The same article warns about a possible link between sugar and the rising Alzheimer’s epidemic. “Suzanne de la Monte, professor of neurosurgery at Brown University, suggests that Alzheimer’s might be a form of insulin resistance in the brain—a “Type 3 diabetes,” as she calls it. “You can’t really explain this soaring increase in Alzheimer’s disease on the basis of genes alone,” de la Monte says.”

For more information on what Dr. Lustig has to say about sugar check out his YouTube video “Sugar: The Bitter Truth,” which has more than 5 million views.

“Sugar in excess is a toxin,” he says. “We have to do something about it, or there will be no healthcare.”

After a pertinent comment on this piece, I need to add Lustig is most concerned about processed food and added sugars. He’s not talking about fructose in whole fruits, which is not a problem. But too much fruit juice is an issue.

Here’s a quote: “When you take the fiber away (by juicing) there is nothing to slow the absorption. So you are getting that sugar (load) directly to your liver, the same way Coke does. But when you eat a piece of fruit you are delaying the absorption of that sugar. I have nothing against fruit, because it comes with its inherent fiber, and fiber mitigates the negative effects.”
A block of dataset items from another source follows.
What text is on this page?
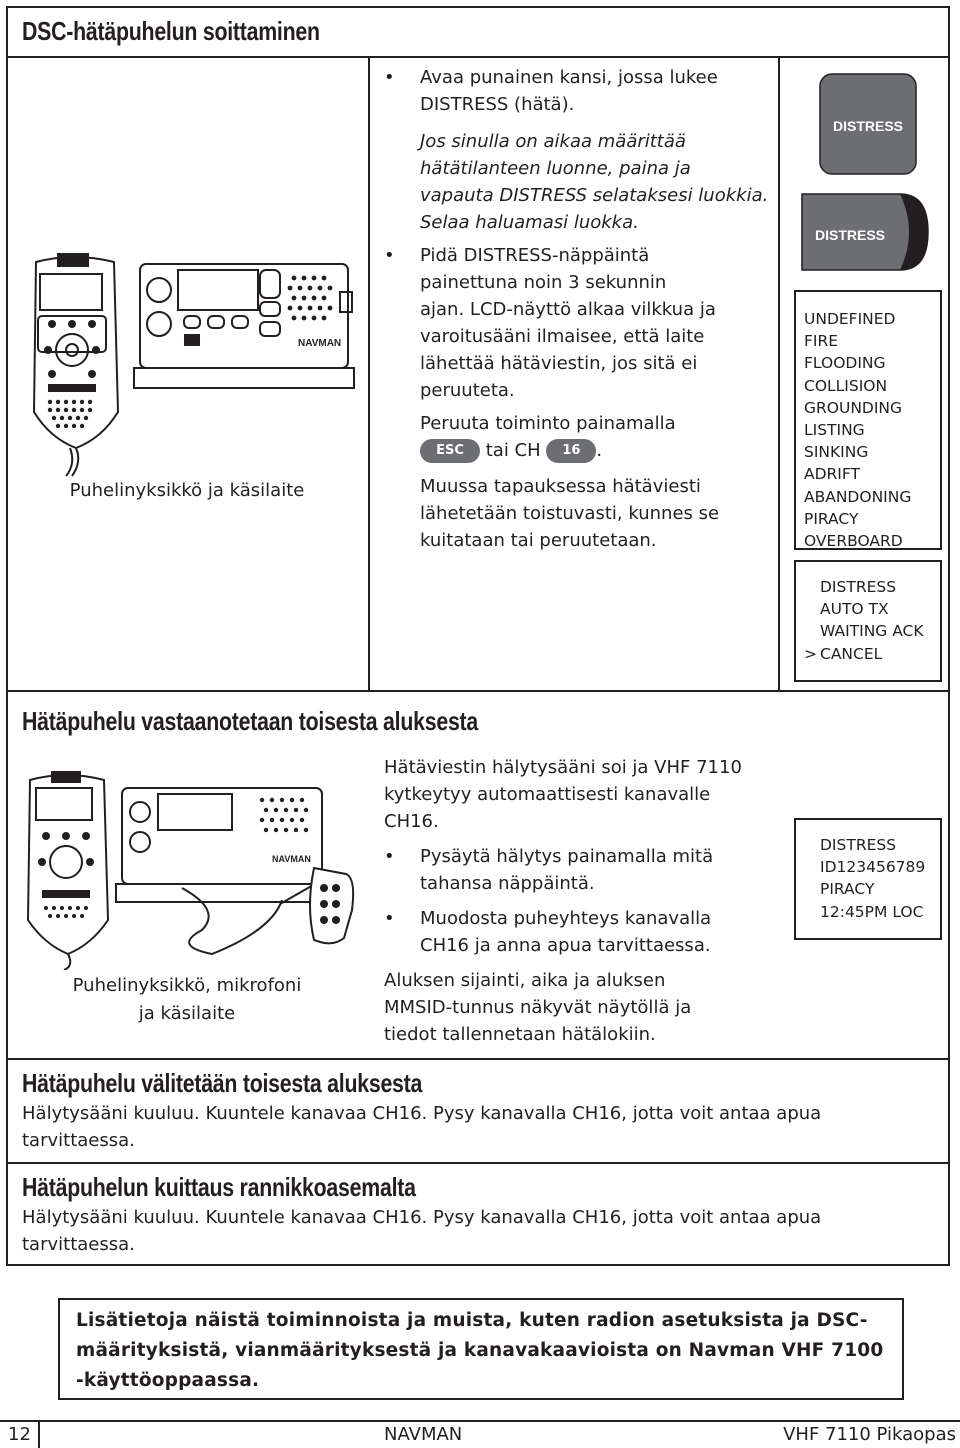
DSC-hätäpuhelun soittaminen
NAVMAN
Puhelinyksikkö ja käsilaite
• Avaa punainen kansi, jossa lukee
DISTRESS (hätä).
Jos sinulla on aikaa määrittää
hätätilanteen luonne, paina ja
vapauta DISTRESS selataksesi luokkia.
Selaa haluamasi luokka.
• Pidä DISTRESS-näppäintä
painettuna noin 3 sekunnin
ajan. LCD-näyttö alkaa vilkkua ja
varoitusääni ilmaisee, että laite
lähettää hätäviestin, jos sitä ei
peruuteta.
Peruuta toiminto painamalla
ESC tai CH 16 .
Muussa tapauksessa hätäviesti
lähetetään toistuvasti, kunnes se
kuitataan tai peruutetaan.
DISTRESS
DISTRESS
UNDEFINED
FIRE
FLOODING
COLLISION
GROUNDING
LISTING
SINKING
ADRIFT
ABANDONING
PIRACY
OVERBOARD
DISTRESS
AUTO TX
WAITING ACK
> CANCEL
Hätäpuhelu vastaanotetaan toisesta aluksesta
NAVMAN
Puhelinyksikkö, mikrofoni
ja käsilaite
Hätäviestin hälytysääni soi ja VHF 7110
kytkeytyy automaattisesti kanavalle
CH16.
• Pysäytä hälytys painamalla mitä
tahansa näppäintä.
• Muodosta puheyhteys kanavalla
CH16 ja anna apua tarvittaessa.
Aluksen sijainti, aika ja aluksen
MMSID-tunnus näkyvät näytöllä ja
tiedot tallennetaan hätälokiin.
DISTRESS
ID123456789
PIRACY
12:45PM LOC
Hätäpuhelu välitetään toisesta aluksesta
Hälytysääni kuuluu. Kuuntele kanavaa CH16. Pysy kanavalla CH16, jotta voit antaa apua
tarvittaessa.
Hätäpuhelun kuittaus rannikkoasemalta
Hälytysääni kuuluu. Kuuntele kanavaa CH16. Pysy kanavalla CH16, jotta voit antaa apua
tarvittaessa.
Lisätietoja näistä toiminnoista ja muista, kuten radion asetuksista ja DSC-
määrityksistä, vianmäärityksestä ja kanavakaavioista on Navman VHF 7100
-käyttöoppaassa.
12	NAVMAN	VHF 7110 Pikaopas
2 responses to “Sugar Blues Part 3 – How Sugar Fries Your Liver

  1. Orr Katherine July 4, 2015 at 9:12 pm

    Hi Jon, It’s very important to make the distinction between the added sugars in processed foods and the sugars found in whole (unprocessed) fruits and vegetables. Dr. Lustig is talking about the added sugars found in processed foods. In one of his longer lectures (online) he mentioned, in passing, that none of what he was saying applied to whole fruits. Again: none of the damning stuff he was saying about sugar applies to eating whole fruits (100% “whole fruit juice” is still juice, it is not a whole fruit). This distinction between processed foods and whole foods is of key importance because many people, including professional dietitians, have been misled into thinking that fruits are dangerous because of their high fructose content. In fact, fructose is not dangerous when it remains in its original packaging within a whole (unprocessed) food. The key distinction between healthy and unhealthy sugars is found in the word “processed”, just as the key distinction between healthy and unhealthy carbs is found in the word “processed”. Dr. Lustig knows this. So why does he usually (always?) fails to clarify to his audience that processing is the problem, not sugars and carbs, per se. In our culture, most people consume their complex carbs and simple sugars in processed foods, and most of the scientific research is done on isolated ingredients from foods rather than on the whole foods themselves. Bottom line: the problem is the processing, not the complex carbs and simple sugars consumed as/within whole foods. Whole fruits and vegetables are virtually all “high carb” foods (check this out for yourself at ). I point this out to help us let go of the myth that carbs are bad.., what’s bad is eating processed foods containing isolated, added ingredients, which is not the same as eating healthy whole foods. A good resource to learn about what the latest nutritional science says about all this is at
    So by all means lets encourage everyone to cut back on high-sugar processed foods. But let’s continue to emphasize the importance of eating lots of whole fruits and vegetables (which are healthy high-carb UNprocessed foods).


  2. Orr Katherine July 4, 2015 at 9:26 pm

    PS Rereading my post, I was sorry I didn’t make it more clear that I really appreciate your article. I’m just adding information to help clarify for readers a point where the public tends to remain quite confused. There is so little money to be made in studying whole foods and fresh produce that this arena, although it supports our good health and can reverse chronic disease better than any drugs, gets overlooked.